Tamlorn l’abbracciò così forte che la nebbia del loro respiro, nell’aria gelida, divenne un unico alone. Poi montò a cavallo dietro Drede, e il Falco gli si posò sulla spalla.

Il Re si chinò su Sybel e le prese la mano.

— Se verrete a Mondor, per voi ci sarà sempre un posto. Ma, anche se non vi vedrò più, serberò il vostro nome nel cuore, in silenzio.

Per un istante, si portò alle labbra la mano di lei. Poi, tirando le briglia, avviò verso il sentiero montano il suo grande cavallo nero, e Sybel rimase ferma a osservarli finché la faccia di Tamlorn, girata all’indietro, non scomparve fra gli alberi.

Solo allora, sentendo qualche brivido di freddo, ritornò nel giardino. La neve riprese a cadere leggera, senza rumore, interminabile. Accanto a lei, altrettanto silenzioso, comparve il Leone Gules; lei gli accarezzò la criniera, distrattamente.

Entrò nella casa tranquilla e buia e si mise a sedere davanti al fuoco.
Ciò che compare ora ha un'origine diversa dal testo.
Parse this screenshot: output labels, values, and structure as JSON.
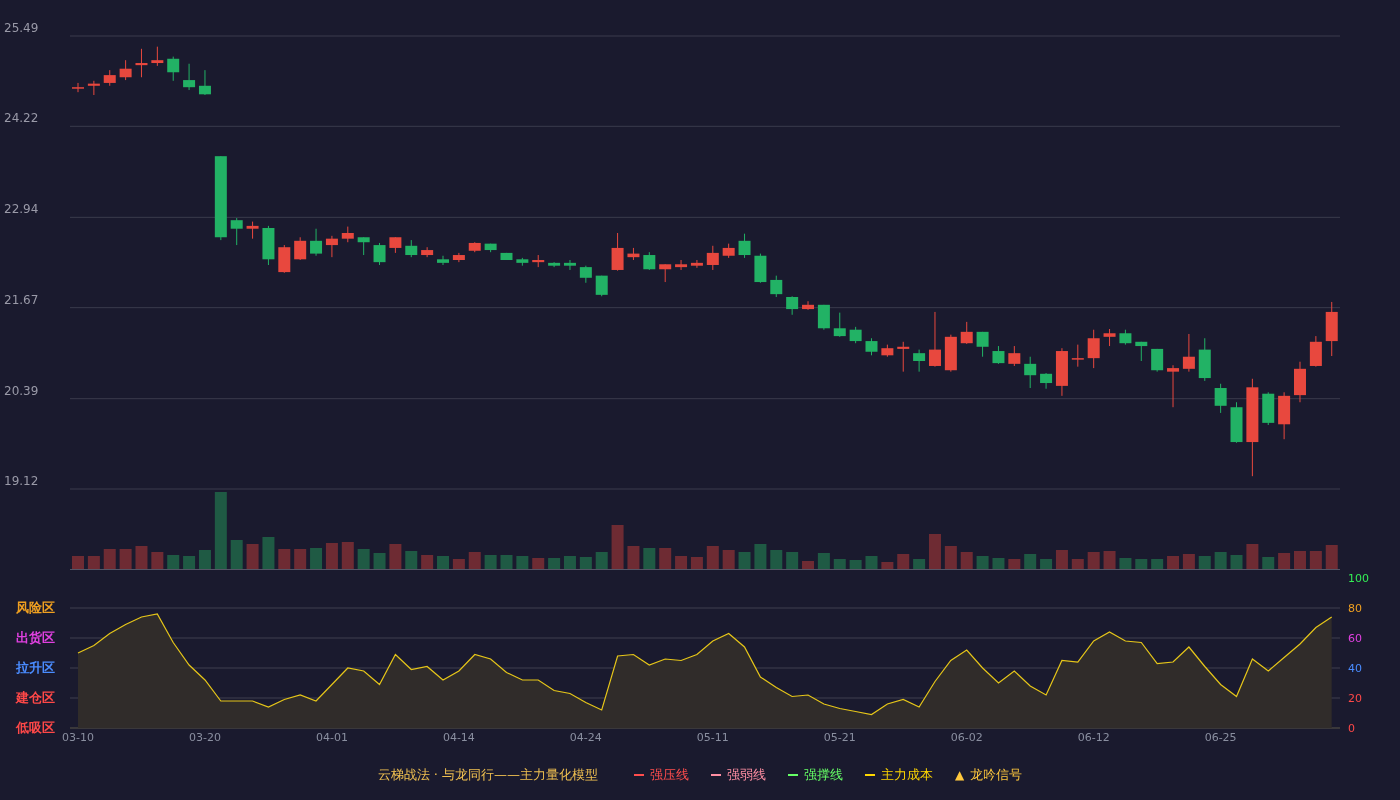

La Gatta Moriah venne a riposare ai suoi piedi, ma lei continuò a sedere immobile, mentre la fiamma si spegneva e il fuoco continuava a pulsare segretamente nelle braci, e infine anche le braci diventavano nere e fredde.

Poi scese su di loro la notte, gelida, e la neve si accumulò nel giardino, cancellando le ultime impronte lasciate da Tamlorn e le mezzelune del cavallo del Re.

Per tutta quella notte, e il giorno seguente ancora, Sybel rimase lì a sedere senza muoversi, con le mani posate sui braccioli della sedia e gli occhi fissi, come se fosse ancora in grado di vedere la fiamma verde e danzante. La bianca stanza di marmo divenne sempre più fredda e silenziosa intorno a lei.

Alla fine si scosse, batté gli occhi. Scorse intorno a sé tutti gli animali: anche la massa lucente del Drago Gyld era raggomitolata sulla pietra. Il bellissimo cigno dagli occhi indecifrabili la guardava dalla soglia della stanza che aveva per soffitto la cupola di cristallo. Lei si voltò, e scorse alle proprie spalle gli occhi rossi del Cinghiale Cyrin. Sorrise a tutti, e si accorse di essere intorpidita dal freddo.